1 John 2:3 “And by this we know that we have come to know him, if we keep his commandments.”
God expects obedience in His followers. In fact we see in the Bible that to show our love to God is to obey Him and keep His commandments. This is not how we “earn” our way to heaven. We cannot do that because we all fall short and any sin is too much sin in the presence of a perfect God. The sin of gossip is just as heavy as cheating or any other biblical sin; we in America like to try to rate sin and say these are okay and these aren’t. The truth is we are all guilty and they are all bad and cause us all to fall short. Jesus and repentance closed that gap for us.
Mark 1:15 “The time has come,” he said. “The kingdom of God has come near. Repent and believe the good news!”
We repent, believe, obey, and continue in this cycle to try to keep his commandments because it is our way of showing God we love Him and want to abide in Him. It is showing we acknowledge His place and ours.
Romans 6:4 “We were buried therefore with him by baptism into death, in order that, just as Christ was raised from the dead by the glory of the Father, we too might walk in newness of life.”
Baptism is the action being born again (which I’ll write about at some other point but John 3 is a great resource); of dying to ourselves. We commit ourselves to our belief, receive the Spirit and begin to be transformed. The more we “die” to ourselves and dedicate ourselves to God, the more joy and freedom we discover.
Proverbs 3:6 “In all your ways acknowledge him, and he will make straight your paths.”
My path has been clearer, my heart lighter, my life more joyful and my struggle less the more I submit to God. Is it easy? NO. I feel constantly challenged but I also have a faith that provides this indescribable buoyancy in moments that would have once sunk me. Times like friends being diagnosed with serious diseases, deaths in the family, my imminent job loss in the next couple years when I realized God didn’t want me to move for money, or even ending an almost eight year relationship knowing I’d never get to see his kids again. My heart broke and I pray often for him and his children. But we all had to make hard choices.
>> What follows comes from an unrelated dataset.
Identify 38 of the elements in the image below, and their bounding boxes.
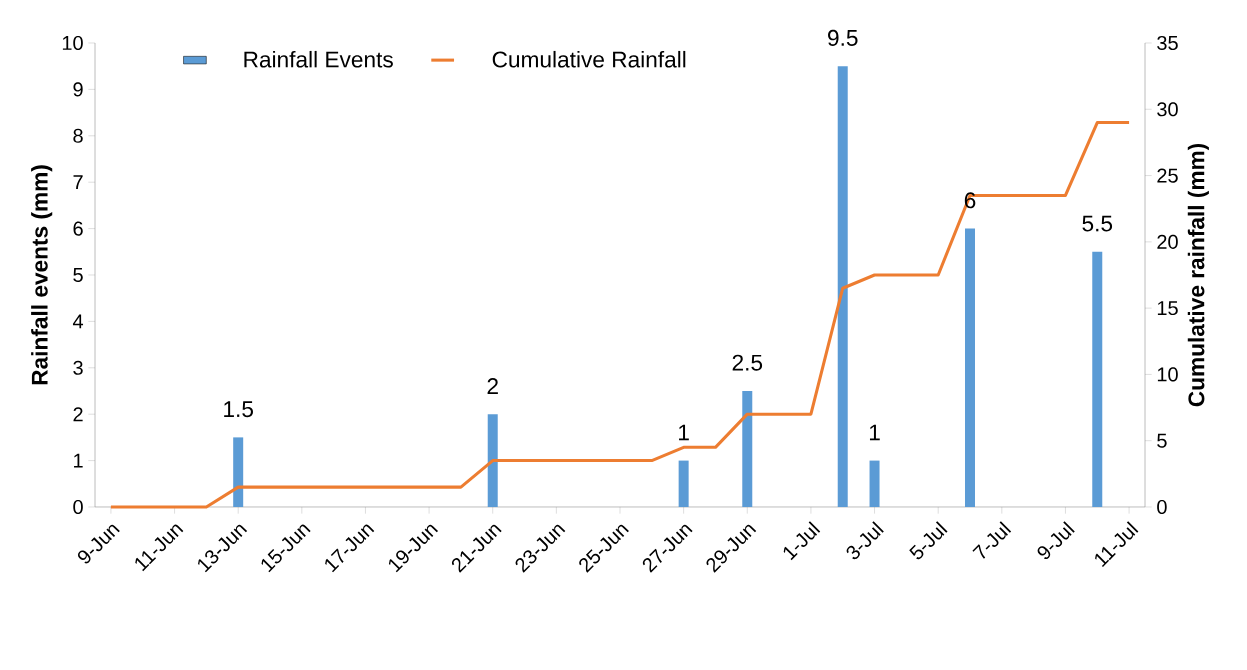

Matthew 6:24 “No one can serve two masters, for either he will hate the one and love the other, or he will be devoted to the one and despise the other. You cannot serve God and money.”
No, of course it isn’t easy. But this journey was definitely worth it. I lost some close relationships in the beginning (drinking buddies, anti-Christians, etc.) because I stopped doing what made me “feel good” in the moment and started trying to act in obedience to God and the Scripture while continuing to try to be authentic about who I was and what I was struggling with at the time. Later I realized that as a Christian I needed to spread what I was so grateful to have received, the Gospel, to others with grace and love to my community through compassionate ministry. I’ve downsized, I’ve pursued educational opportunities not just in books but in service (words and action).
I fail over and over again every day but I am not disheartened or ashamed or saddened. I know where I come from and I know in what ways I have been and continue to be restored. I see where my growth in obedience is and I know that this, along with my prayers, is how I let God know I am moving towards Him.